Theyre trying to get you to second guess so you might change your mind and have them make a setup. Money in the pocket.


----------



## V-dubbulyuh (Nov 13, 2005)

Not knocking the shop but that is typical tuner culture (especially outside of the VW community), i.e. chip tunes don't work. Most other car enthusiasts jump straight to SEM and basically push that mentality onto Dubbers. Point is we have had success with chip tunes for years and if you are not looking for a custom tuning solution a chip might be the easiest and most economical way for you.


----------



## .T.o.n.y. (Apr 3, 2003)

Ive got C2 Stg2 and am extremely happy.


----------



## Daskoupe (Oct 9, 2006)

pretty sure I have the fastest c2 aba out there.... Never had a problem other than wanting a two step and such:laugh:


----------



## .T.o.n.y. (Apr 3, 2003)

^ this guy :bs::laugh:^ Just kidding!


----------



## rabbitchaser (Sep 20, 2004)

I like my c2 chip and im way out side the parameters of the chip and it still performs great, same as dascoupe im hoping to push my gti into the 11s this year.


----------



## xbrown (Dec 30, 2007)

*c2 chip problems*

i have strange issues with my stage 2 obd1 setup. The car idles well and mileage is good. However when i am in second gear and try to rev past 6000rpm there is some misfire. when i am in third gear the car doesnt rev past 6200rpm. just stop revving immediately as if there is a limiter. in fourth gear at 106mph the car stops revving again as if i hit limiter. i have not completed the 5th gear test yet. Outside of what i outlined , the car drives normal. 
I bought the NGK plugs and gapped them to .6mm already.was using bosch f6dtc before. i changed my o2 sensor ,ignition coil ,crank sensor,tps, vss, maf sensor ,coolant temp sensor . i added another fuel pump inline to my existing walbro 255lph high pressure. This inline pump has more flow and pressure capacity than the walbro. My turbo is a t3 50trim compressor and .48exhaust housing. 2.5inch DP and exhaust piping , no cat nor resonator. 2.5 inch intercooler piping. Greddy profec b spec2 installed. The car behaves the same whether its 7psi or 14psi boost. Engine is stock obd2. wire loom and computer from obd1 golf. this setup is in a mk2 jetta


----------



## xbrown (Dec 30, 2007)

the engine is a 2.0l aba with a TT 260/256 camshaft installed. Please help me guys. I loved C2 because i bought a chip from them for my supercharged obd1 vr6 and it was perfect. But right now i dont even want to drive my mk2 . i am frustrated.
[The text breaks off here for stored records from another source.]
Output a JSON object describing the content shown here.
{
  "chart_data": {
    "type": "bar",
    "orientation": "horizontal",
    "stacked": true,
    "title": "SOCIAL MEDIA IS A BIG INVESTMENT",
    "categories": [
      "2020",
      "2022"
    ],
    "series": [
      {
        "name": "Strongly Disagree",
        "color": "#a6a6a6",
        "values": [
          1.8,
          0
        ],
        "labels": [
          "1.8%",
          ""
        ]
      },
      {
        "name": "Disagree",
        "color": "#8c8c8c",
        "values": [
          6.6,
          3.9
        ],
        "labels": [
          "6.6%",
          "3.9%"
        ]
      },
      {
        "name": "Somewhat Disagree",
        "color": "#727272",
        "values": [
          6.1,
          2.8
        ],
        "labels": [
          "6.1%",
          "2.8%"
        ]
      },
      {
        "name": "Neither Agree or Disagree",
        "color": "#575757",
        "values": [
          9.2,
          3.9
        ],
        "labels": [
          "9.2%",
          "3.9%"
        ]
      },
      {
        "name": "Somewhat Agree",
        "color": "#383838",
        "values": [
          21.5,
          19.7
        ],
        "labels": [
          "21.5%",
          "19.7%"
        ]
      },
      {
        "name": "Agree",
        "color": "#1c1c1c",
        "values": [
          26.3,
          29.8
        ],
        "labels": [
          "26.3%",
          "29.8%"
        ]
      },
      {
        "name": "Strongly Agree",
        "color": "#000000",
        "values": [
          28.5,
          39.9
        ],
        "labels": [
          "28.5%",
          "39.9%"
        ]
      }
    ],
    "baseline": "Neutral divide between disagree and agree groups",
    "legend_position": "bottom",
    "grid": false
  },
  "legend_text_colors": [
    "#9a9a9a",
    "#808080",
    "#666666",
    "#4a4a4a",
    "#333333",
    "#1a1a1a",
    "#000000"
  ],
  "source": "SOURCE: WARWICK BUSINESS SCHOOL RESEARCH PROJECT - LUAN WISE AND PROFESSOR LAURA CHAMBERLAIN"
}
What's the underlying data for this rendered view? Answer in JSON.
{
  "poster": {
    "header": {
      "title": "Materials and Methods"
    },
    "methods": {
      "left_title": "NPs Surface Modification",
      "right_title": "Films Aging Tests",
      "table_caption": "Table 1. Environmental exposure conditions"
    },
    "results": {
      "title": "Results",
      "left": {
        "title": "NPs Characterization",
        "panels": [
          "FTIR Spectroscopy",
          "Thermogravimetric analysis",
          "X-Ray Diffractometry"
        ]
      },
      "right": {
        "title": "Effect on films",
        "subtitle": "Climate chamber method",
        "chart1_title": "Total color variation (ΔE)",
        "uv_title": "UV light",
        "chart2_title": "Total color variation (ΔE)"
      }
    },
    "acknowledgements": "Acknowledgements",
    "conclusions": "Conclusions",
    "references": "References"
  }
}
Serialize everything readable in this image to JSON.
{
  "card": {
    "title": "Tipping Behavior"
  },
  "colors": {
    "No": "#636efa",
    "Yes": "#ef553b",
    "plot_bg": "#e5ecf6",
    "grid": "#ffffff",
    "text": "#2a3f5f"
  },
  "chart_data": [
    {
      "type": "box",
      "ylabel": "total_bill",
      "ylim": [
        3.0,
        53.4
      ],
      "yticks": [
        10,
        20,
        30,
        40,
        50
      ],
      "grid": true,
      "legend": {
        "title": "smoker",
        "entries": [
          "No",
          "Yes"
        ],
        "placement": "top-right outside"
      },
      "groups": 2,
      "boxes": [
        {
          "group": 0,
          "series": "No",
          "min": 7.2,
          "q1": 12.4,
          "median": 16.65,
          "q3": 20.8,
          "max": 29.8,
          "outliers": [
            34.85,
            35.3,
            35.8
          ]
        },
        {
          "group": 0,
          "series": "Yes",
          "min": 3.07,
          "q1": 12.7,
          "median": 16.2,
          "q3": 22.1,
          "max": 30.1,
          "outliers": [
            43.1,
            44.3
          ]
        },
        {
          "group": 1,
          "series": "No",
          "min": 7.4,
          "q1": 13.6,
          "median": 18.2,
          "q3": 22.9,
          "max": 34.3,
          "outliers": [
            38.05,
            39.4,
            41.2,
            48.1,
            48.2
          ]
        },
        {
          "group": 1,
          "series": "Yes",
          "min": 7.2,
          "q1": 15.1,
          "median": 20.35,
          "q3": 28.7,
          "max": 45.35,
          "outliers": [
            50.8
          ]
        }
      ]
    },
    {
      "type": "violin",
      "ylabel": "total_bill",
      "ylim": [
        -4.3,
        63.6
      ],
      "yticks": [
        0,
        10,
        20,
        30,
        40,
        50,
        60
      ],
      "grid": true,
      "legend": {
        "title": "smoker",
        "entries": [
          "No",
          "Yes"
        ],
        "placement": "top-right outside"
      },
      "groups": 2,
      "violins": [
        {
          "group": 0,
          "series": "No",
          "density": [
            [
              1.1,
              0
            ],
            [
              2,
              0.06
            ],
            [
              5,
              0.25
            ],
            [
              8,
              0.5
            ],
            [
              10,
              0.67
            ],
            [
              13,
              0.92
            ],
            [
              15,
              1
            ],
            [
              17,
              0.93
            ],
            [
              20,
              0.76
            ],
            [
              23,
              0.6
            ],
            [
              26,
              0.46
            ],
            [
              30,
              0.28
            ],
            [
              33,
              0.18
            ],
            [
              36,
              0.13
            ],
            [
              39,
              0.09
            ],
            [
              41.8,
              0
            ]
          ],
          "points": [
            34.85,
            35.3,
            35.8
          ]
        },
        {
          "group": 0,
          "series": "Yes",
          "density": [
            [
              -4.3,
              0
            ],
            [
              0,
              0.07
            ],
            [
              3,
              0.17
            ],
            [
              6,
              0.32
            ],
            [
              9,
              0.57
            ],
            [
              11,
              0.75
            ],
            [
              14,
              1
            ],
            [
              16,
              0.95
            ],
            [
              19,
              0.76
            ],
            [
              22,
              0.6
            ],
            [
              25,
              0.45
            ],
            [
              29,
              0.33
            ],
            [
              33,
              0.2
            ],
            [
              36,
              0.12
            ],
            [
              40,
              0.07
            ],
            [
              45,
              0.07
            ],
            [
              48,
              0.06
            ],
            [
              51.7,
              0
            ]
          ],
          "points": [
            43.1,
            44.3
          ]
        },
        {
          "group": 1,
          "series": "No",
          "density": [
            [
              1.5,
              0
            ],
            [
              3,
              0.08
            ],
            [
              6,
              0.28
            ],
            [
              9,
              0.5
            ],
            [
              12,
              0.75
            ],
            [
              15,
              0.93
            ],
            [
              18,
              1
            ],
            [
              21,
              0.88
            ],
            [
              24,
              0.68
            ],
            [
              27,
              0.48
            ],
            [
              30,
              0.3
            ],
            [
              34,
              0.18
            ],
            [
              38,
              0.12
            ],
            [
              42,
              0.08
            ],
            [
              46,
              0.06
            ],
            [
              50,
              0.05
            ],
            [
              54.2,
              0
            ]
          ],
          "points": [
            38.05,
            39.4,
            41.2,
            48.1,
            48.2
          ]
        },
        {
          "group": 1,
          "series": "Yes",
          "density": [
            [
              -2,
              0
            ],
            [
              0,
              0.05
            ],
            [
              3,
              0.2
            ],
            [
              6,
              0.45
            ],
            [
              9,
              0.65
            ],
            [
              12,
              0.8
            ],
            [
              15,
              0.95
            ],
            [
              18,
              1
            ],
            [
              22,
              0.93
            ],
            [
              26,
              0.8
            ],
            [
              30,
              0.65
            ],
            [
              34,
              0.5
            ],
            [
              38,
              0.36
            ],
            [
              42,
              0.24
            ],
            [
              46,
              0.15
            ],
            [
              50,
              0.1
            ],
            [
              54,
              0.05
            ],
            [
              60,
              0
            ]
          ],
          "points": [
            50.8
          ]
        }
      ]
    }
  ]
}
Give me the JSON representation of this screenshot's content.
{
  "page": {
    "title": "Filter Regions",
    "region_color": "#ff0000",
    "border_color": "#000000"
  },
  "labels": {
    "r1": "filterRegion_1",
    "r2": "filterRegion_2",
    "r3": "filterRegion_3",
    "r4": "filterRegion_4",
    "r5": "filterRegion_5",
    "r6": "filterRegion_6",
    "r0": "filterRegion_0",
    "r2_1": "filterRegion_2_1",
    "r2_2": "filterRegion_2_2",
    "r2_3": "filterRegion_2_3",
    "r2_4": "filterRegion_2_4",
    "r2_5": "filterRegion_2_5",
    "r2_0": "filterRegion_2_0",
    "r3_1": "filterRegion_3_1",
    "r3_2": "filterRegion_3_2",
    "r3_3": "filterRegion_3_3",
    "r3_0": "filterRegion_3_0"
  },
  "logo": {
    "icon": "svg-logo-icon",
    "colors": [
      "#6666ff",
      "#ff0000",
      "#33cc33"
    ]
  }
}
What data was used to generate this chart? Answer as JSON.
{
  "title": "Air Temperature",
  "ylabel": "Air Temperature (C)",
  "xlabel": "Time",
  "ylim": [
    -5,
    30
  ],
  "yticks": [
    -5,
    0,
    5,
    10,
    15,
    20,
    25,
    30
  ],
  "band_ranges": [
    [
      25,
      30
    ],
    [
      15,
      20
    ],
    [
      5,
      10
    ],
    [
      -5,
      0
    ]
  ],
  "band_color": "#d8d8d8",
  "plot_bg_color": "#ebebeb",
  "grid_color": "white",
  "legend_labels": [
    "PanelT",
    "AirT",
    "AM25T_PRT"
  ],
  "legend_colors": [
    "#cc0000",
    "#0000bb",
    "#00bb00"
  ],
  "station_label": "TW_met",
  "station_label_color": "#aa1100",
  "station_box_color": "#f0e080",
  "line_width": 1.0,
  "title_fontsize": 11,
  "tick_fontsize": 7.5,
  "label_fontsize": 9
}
Someone at C2 told me to check my fuel pressure but i am not that clueless. i done three setups with C2 software myself and this one is the only one with issues.


----------



## xbrown (Dec 30, 2007)

do u guys think that a faulty AIT sensor can cause these probs?


----------



## xbrown (Dec 30, 2007)

i am thinking of doing a mild p & p to the head. Any recommendations?


----------



## Rocambolesque (Apr 18, 2010)

xbrown said:


> Any recommendations?


 Yeah you should stop jacking other people's threads and start your own.


----------



## xbrown (Dec 30, 2007)

clearly you sir have no knowledge wrt my car's problem. you didnt have to reply in order to confirm my suspicion. i jacked the thread because i am fresh out of ideas wrt this specific issue. I thought the names in this thread represented the more experienced people in VW tuning. So pardon me please.


----------



## archer8 (Dec 12, 2011)

xbrown said:


> clearly you sir have no knowledge wrt my car's problem. you didnt have to reply in order to confirm my suspicion. i jacked the thread because i am fresh out of ideas wrt this specific issue. I thought the names in this thread represented the more experienced people in VW tuning. So pardon me please.


 So start your own thread? Call c2? Both would be reasonable ideas...


----------